Nelly’s first day of shooting a sound film devolves into similar chaos, as she, her director (Olivia Hamilton), the assistant director (P.J. Byrne), the sound guy (Carson Higgins), and random flunkies scream obscenities and ethnic slurs at one another while they ruin repeated takes. The party sequences involve so many naked people that you lose track of what gender they are, and there is a hellish set piece when a mob boss (Tobey Maguire, with white makeup that makes him look like a rotting clown) drags Manny into a pit of iniquity where he’s forced to kill or be killed.
I know enough about film history to know which real-life people the characters are based on. Manny forces a Black jazz trumpeter (Jovan Adepo) to darken his skin with burnt cork for the camera, and if Black performers wearing blackface strikes you as unrealistic, let me assure you that it really did happen. Chazelle floods the screen with recognizable faces (Jean Smart, Flea, Olivia Wilde, Katherine Waterston, Eric Roberts, Max Minghella), and Robbie look-alike Samara Weaving portrays a British actress who plays Nelly’s sister and takes an instant dislike to her.

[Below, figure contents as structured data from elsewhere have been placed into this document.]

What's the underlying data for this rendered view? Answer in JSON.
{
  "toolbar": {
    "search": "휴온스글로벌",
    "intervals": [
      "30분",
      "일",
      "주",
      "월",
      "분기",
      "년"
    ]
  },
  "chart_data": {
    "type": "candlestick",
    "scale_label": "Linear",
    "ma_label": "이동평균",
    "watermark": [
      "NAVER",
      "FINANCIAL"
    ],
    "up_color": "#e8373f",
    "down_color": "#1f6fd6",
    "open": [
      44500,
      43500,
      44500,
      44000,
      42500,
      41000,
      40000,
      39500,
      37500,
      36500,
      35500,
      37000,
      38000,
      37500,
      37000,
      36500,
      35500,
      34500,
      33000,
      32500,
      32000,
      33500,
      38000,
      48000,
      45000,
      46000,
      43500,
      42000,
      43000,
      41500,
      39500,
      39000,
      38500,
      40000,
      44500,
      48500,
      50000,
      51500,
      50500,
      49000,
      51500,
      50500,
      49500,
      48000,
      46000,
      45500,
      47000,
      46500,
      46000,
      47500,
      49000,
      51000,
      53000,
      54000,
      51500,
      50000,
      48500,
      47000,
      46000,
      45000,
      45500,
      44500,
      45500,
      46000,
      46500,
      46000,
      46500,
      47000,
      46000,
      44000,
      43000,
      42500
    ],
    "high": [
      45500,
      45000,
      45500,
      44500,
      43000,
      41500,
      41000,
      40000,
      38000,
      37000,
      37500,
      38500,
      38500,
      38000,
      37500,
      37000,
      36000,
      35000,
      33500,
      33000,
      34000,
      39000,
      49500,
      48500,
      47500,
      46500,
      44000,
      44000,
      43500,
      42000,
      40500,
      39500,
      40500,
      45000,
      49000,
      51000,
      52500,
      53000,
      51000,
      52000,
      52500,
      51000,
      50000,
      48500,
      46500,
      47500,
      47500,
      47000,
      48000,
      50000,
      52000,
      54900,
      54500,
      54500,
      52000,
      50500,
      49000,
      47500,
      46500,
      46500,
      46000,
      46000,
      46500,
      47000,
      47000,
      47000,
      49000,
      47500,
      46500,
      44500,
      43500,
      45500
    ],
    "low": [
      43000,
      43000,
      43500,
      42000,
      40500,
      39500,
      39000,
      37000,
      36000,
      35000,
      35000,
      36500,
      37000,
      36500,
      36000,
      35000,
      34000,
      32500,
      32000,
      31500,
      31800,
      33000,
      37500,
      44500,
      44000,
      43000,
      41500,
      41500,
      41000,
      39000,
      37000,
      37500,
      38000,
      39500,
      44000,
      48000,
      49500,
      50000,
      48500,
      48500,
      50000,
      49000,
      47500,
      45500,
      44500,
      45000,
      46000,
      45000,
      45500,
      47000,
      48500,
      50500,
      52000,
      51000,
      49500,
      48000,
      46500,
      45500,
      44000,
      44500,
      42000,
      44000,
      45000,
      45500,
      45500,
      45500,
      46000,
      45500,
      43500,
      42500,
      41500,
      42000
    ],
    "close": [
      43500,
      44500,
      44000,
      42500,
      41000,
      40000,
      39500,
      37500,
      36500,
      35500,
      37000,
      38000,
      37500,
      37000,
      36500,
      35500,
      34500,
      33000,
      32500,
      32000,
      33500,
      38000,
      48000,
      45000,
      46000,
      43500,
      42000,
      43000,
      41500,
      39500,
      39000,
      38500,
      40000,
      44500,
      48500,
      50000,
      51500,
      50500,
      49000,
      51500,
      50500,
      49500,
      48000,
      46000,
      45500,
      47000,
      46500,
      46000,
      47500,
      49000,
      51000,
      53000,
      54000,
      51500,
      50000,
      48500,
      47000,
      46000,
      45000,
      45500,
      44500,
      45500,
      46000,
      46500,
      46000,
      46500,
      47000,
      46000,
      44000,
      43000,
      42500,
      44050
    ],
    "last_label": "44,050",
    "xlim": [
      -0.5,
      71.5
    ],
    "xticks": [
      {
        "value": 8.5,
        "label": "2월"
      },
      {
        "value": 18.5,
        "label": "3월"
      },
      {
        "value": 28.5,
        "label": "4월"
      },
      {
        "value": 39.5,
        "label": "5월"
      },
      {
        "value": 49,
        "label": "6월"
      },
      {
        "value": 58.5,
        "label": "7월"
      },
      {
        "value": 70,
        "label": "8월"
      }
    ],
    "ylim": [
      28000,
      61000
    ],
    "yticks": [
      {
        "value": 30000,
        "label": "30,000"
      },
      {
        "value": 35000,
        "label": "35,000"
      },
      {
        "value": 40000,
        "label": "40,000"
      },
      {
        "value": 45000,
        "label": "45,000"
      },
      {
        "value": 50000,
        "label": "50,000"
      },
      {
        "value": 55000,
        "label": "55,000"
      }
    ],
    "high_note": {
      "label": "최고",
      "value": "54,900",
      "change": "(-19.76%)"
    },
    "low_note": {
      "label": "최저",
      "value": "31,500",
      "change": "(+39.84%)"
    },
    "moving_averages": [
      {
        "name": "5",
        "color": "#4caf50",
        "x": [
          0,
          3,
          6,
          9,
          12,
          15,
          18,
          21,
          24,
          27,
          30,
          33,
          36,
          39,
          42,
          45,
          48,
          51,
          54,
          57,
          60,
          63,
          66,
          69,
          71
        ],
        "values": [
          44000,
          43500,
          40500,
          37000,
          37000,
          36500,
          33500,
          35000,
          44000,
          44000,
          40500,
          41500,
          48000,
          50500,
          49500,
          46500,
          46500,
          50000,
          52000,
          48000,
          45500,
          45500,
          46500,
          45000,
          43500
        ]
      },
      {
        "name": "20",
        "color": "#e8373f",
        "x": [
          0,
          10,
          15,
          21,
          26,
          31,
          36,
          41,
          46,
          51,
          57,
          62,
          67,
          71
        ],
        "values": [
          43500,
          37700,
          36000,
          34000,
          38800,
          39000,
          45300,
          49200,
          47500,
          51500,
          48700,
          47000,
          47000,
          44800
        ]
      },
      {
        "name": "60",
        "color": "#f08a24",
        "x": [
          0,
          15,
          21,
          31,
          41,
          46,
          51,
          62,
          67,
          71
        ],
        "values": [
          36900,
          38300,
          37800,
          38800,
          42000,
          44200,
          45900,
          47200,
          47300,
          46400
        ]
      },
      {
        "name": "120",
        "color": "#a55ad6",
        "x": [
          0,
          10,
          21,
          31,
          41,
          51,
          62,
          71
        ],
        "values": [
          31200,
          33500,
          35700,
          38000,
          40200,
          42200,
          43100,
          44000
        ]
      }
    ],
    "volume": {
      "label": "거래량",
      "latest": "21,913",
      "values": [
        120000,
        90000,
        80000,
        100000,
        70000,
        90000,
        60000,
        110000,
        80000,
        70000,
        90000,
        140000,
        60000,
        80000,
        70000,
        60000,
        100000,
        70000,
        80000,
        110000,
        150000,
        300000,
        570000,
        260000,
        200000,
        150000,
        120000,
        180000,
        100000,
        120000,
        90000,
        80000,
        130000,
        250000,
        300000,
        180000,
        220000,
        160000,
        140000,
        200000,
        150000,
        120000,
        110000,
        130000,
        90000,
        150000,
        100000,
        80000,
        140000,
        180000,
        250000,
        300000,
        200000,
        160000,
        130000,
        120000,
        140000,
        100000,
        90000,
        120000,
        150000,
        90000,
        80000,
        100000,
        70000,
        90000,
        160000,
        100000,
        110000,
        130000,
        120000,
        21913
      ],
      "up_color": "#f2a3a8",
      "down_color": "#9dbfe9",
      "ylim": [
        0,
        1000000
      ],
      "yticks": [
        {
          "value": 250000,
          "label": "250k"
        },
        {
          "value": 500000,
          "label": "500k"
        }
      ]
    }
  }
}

It’s all just so, so, so, so much. Chazelle wants to capture all the glamor and the squalor of early Tinseltown, and he ranges so far that he loses track of his main characters’ arcs, though Robbie’s wildly physical performance puts Nelly across. Her dance into the darkness on a poorly lit L.A. street is a lovely image, but still, the impact of these characters’ tragic endings is muted. (And if Chazelle is saying that Hollywood ruthlessly chews up its stars and moves on, that point doesn’t come across properly, either.)
It doesn’t flatter this movie that The Artist said pretty much the same stuff in a much more efficient way. Babylon ends with the aforementioned character watching Singin’ in the Rain in 1952 and glimpsing the entire past and future of cinema — including Avatar, wouldn’t you know — and for all of this film’s achievements, it hasn’t earned that kind of tribute to the medium’s history.
BabylonStarring Brad Pitt, Margot Robbie, and Diego Calva. Written and directed by Damien Chazelle. Rated R.